I need to say a word about Elijah’s mantle. A mantle is a cloak. In today’s first reading Elijah rolls up his mantle and strikes the water of the Jordan River, and it parts just as the Red Sea did when Moses struck it with his staff. Elijah’s mantle is a symbol of his power as a prophet, and when he is taken up to heaven with the “chariots of fire” his mantle falls and is taken up by Elisha, his protégé and successor as the prophet of Israel.

And there is a subtle reference to this in today’s Gospel reading. When Elijah calls Elisha to be his disciple and follow him, Elisha asks permission from Elijah to visit his family to say goodbye, and Elijah permits it. Jesus knew this story, and by denying such permission from his would-be follower he is saying, my work is even more important than Elijah’s; my calling is more urgent.

And that brings us back to our initial question. Who is Jesus? Some of the disciples thought he was a prophet like Elijah, and he was. But he was more than a prophet, he was the Jewish messiah, God’s anointed one.

Did Jesus take on Elijah’s mantle? He did take on a cloak, but his cloak was not a symbol of the kind of power Elijah had. His cloak was a symbol of a different kind of power.

Recall with me how Mark describes the crucifixion.
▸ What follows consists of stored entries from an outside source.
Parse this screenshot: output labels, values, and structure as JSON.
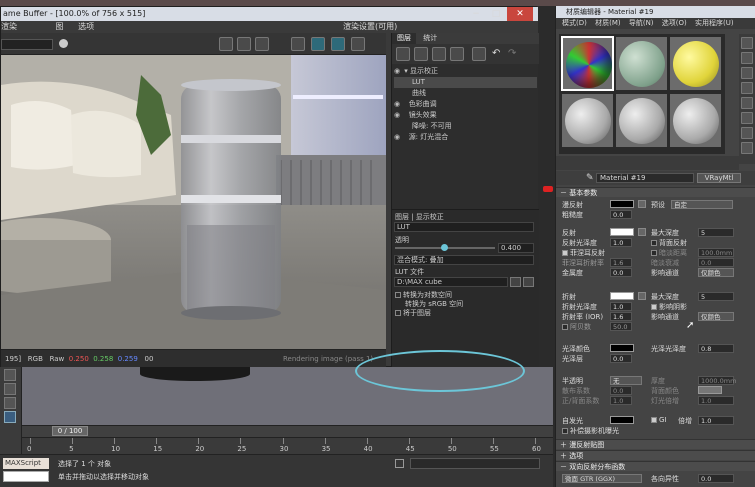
{
  "frame_buffer": {
    "title": "ame Buffer - [100.0% of 756 x 515]",
    "menu": [
      "渲染",
      "图",
      "选项"
    ],
    "render_preset_label": "渲染设置(可用)",
    "status": {
      "left_value": "195]",
      "mode": "RGB",
      "rgb_label": "Raw",
      "r": "0.250",
      "g": "0.258",
      "b": "0.259",
      "info": "00",
      "progress_text": "Rendering image (pass 1)"
    }
  },
  "layers_panel": {
    "tabs": [
      "图层",
      "统计"
    ],
    "rows": [
      "显示校正",
      "LUT",
      "曲线",
      "色彩曲调",
      "镜头效果",
      "降噪: 不可用",
      "源: 灯光混合"
    ],
    "selected_row": 1,
    "properties": {
      "title": "图层 | 显示校正",
      "lut_label": "LUT",
      "opacity_label": "透明",
      "opacity_value": "0.400",
      "blend_label": "混合模式: 叠加",
      "lut_file_label": "LUT 文件",
      "lut_file_value": "D:\\MAX cube",
      "options": [
        "转换为对数空间",
        "转换为 sRGB 空间",
        "将于图层"
      ]
    }
  },
  "viewport": {
    "timeline_label": "0 / 100",
    "ruler_ticks": [
      "0",
      "5",
      "10",
      "15",
      "20",
      "25",
      "30",
      "35",
      "40",
      "45",
      "50",
      "55",
      "60"
    ]
  },
  "status_bar": {
    "maxscript_label": "MAXScript 迷",
    "line1": "选择了 1 个 对象",
    "line2": "单击并拖动以选择并移动对象"
  },
  "material_editor": {
    "title": "材质编辑器 - Material #19",
    "menu": [
      "模式(D)",
      "材质(M)",
      "导航(N)",
      "选项(O)",
      "实用程序(U)"
    ],
    "material_name": "Material #19",
    "material_type": "VRayMtl",
    "rollouts": {
      "basic": "基本参数",
      "bump": "漫反射贴图",
      "brdf": "双向反射分布函数",
      "options": "选项",
      "maps": "贴图"
    },
    "diffuse": {
      "label": "漫反射",
      "roughness_label": "粗糙度",
      "roughness": "0.0",
      "preset_label": "预设",
      "preset_value": "自定"
    },
    "reflect": {
      "label": "反射",
      "gloss_label": "反射光泽度",
      "gloss": "1.0",
      "fresnel_label": "菲涅耳反射",
      "fresnel_ior_label": "菲涅耳折射率",
      "fresnel_ior": "1.6",
      "max_depth_label": "最大深度",
      "max_depth": "5",
      "backside_label": "背面反射",
      "dim_distance_label": "暗淡距离",
      "dim_falloff_label": "暗淡衰减",
      "dim_falloff": "0.0",
      "affect_channels_label": "影响通道",
      "affect_channels": "仅颜色",
      "dim_value": "100.0mm",
      "metalness_label": "金属度",
      "metalness": "0.0"
    },
    "refract": {
      "label": "折射",
      "gloss_label": "折射光泽度",
      "gloss": "1.0",
      "ior_label": "折射率 (IOR)",
      "ior": "1.6",
      "abbe_label": "阿贝数",
      "abbe": "50.0",
      "max_depth_label": "最大深度",
      "max_depth": "5",
      "affect_shadows_label": "影响阴影",
      "affect_channels_label": "影响通道",
      "affect_channels": "仅颜色"
    },
    "sheen": {
      "label": "光泽颜色",
      "gloss_label": "光泽光泽度",
      "gloss": "0.8",
      "layer_label": "光泽层",
      "layer": "0.0"
    },
    "translucency": {
      "label": "半透明",
      "mode": "无",
      "scatter_label": "散布系数",
      "scatter": "0.0",
      "fwd_label": "正/背面系数",
      "fwd": "1.0",
      "thickness_label": "厚度",
      "thickness": "1000.0mm",
      "back_color_label": "背面颜色",
      "light_mult_label": "灯光倍增",
      "light_mult": "1.0"
    },
    "self_illum": {
      "label": "自发光",
      "gi_label": "GI",
      "mult_label": "倍增",
      "mult": "1.0",
      "compensate_label": "补偿摄影机曝光"
    },
    "brdf_type": "微面 GTR (GGX)",
    "aniso_label": "各向异性",
    "aniso_value": "0.0"
  }
}
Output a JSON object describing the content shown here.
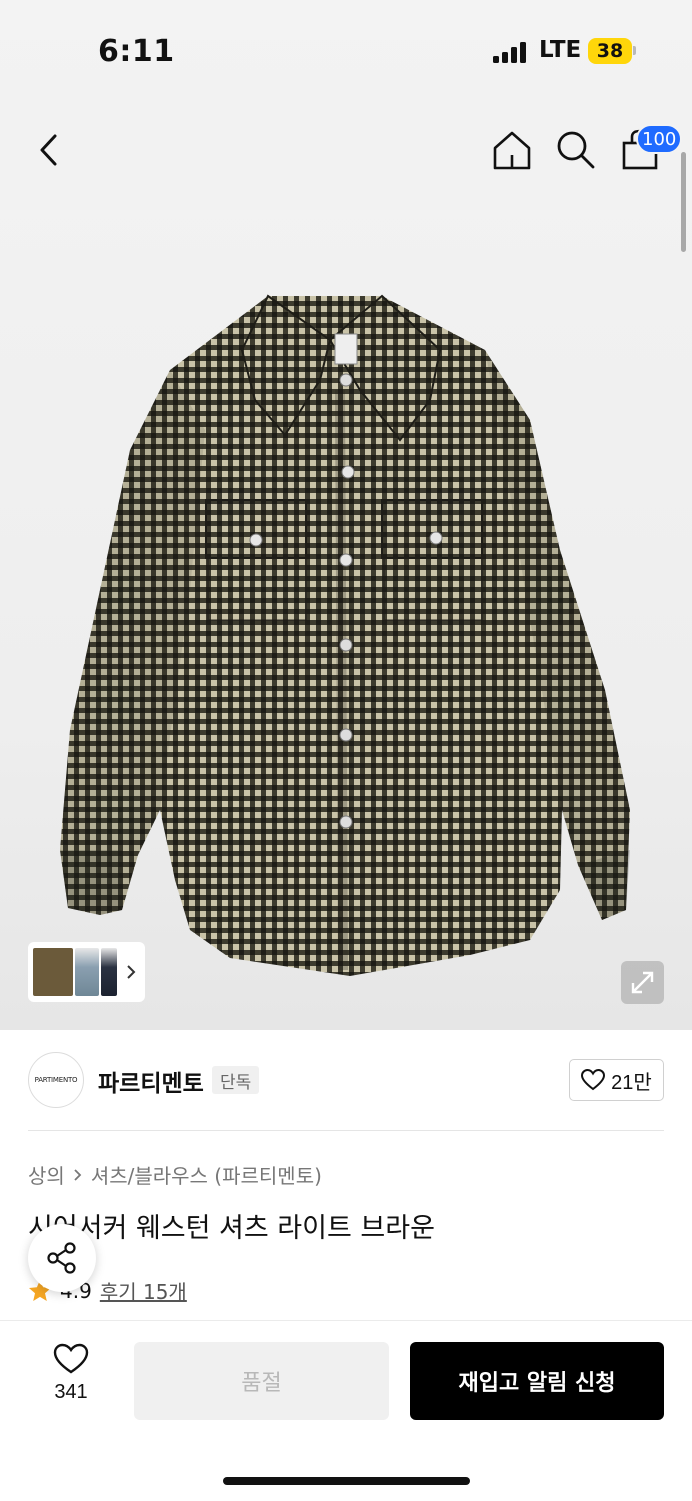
{
  "status_bar": {
    "time": "6:11",
    "network": "LTE",
    "battery": "38"
  },
  "header": {
    "cart_count": "100"
  },
  "brand": {
    "logo_text": "PARTIMENTO",
    "name": "파르티멘토",
    "badge": "단독",
    "likes": "21만"
  },
  "breadcrumb": {
    "category": "상의",
    "subcategory": "셔츠/블라우스 (파르티멘토)"
  },
  "product": {
    "title": "시어서커 웨스턴 셔츠 라이트 브라운",
    "rating": "4.9",
    "reviews": "후기 15개"
  },
  "bottom_bar": {
    "wish_count": "341",
    "soldout_label": "품절",
    "restock_label": "재입고 알림 신청"
  },
  "colors": {
    "accent_blue": "#1f6bff",
    "battery_yellow": "#ffd60a",
    "star_orange": "#f5a623",
    "shirt_olive": "#4f4c3b"
  },
  "icons": [
    "back-icon",
    "home-icon",
    "search-icon",
    "cart-icon",
    "expand-icon",
    "heart-icon",
    "share-icon",
    "star-icon",
    "chevron-right-icon"
  ]
}
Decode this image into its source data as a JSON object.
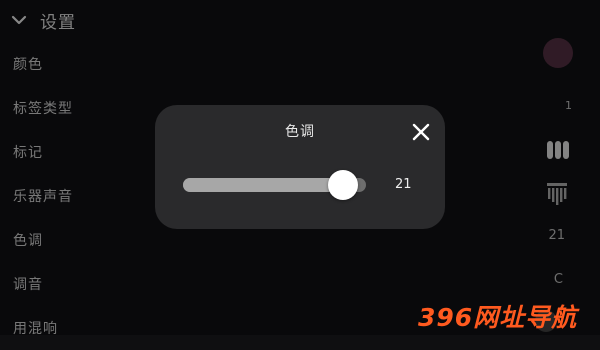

And they clothed Jesus in a purple cloak; and after twisting some thorns into a crown, they put it on him. And they began saluting him, “Hail, King of the Jews!” They struck his head with a reed, spat upon him, and knelt down in homage to him. After mocking him, they stripped him of the purple cloak and put his own clothes on him. Then they led him out to crucify him.” (Mark 15: 17-20).

Have you ever wondered why none of the Gospels go into detail about the crucifixion? They didn’t need to. Everybody in those days had seen one. Everyone knew it was a slave’s death, a horrible, painful, disgraceful way to die. And Jesus chose to accept it. He took on the mantle of Israel in the end, and was mocked as “the King of the Jews.” He took it on and died a slave’s death.

And that would have been that, except that Jesus didn’t stay dead. The resurrection was God’s “Amen!” to Jesus’s way of love and humility, of faithfulness and obedience.

Jesus’s way of love and humility still has the power to affirm human meaning and dignity. How many in our time could use the reassurance that Howard Thurmond’s grandmother, born a slave, passed on to him: that he was a child of God, that he was loved by God. How many in our time don’t believe they are worth anybody’s love? How many don’t experience basic human dignity?

We have an opioid epidemic that is taking human lives. We have a teen suicide epidemic that is taking human lives. Both are public health crises that require government attention.

But both are also spiritual crises about the loss of meaning, purpose and hope for many in our society. What a difference it would make if the church could adequately share our faith that God loves everyone, that every human being has dignity.

And, whether we are always conscious of it or not, our statement that we welcome everybody to this church embodies the ethic of love and humility of Jesus and witnesses to the love of God for all people.

I started this sermon with the question “Who is Jesus?” As Albert Sweitzer said there can never be just one answer to that question. But one good answer is the one Dietrich Bonhoeffer came up with: “Jesus is the man for others.” He showed, by word and deed, the love of God to all people. He loved the unlovable, gave dignity to the disinherited, and showed us all a way to live, a way to be fully human. A way to live as God would have us live. Amen.

(I preached this sermon on June 30, 2019 at the United Congregational Church of Little Compton, Rhode Island. For an audio podcast of it go here. The photo is Rembrandt’s “Head of Christ.”)

2 thoughts on ““Taking on the Mantle” A Sermon for The Third Sunday after Pentecost, Year C

  1. Well, I finally figured out why I like your sermons so much. After reading them, I always feel more loved, and I feel more inspired to love others. Amen.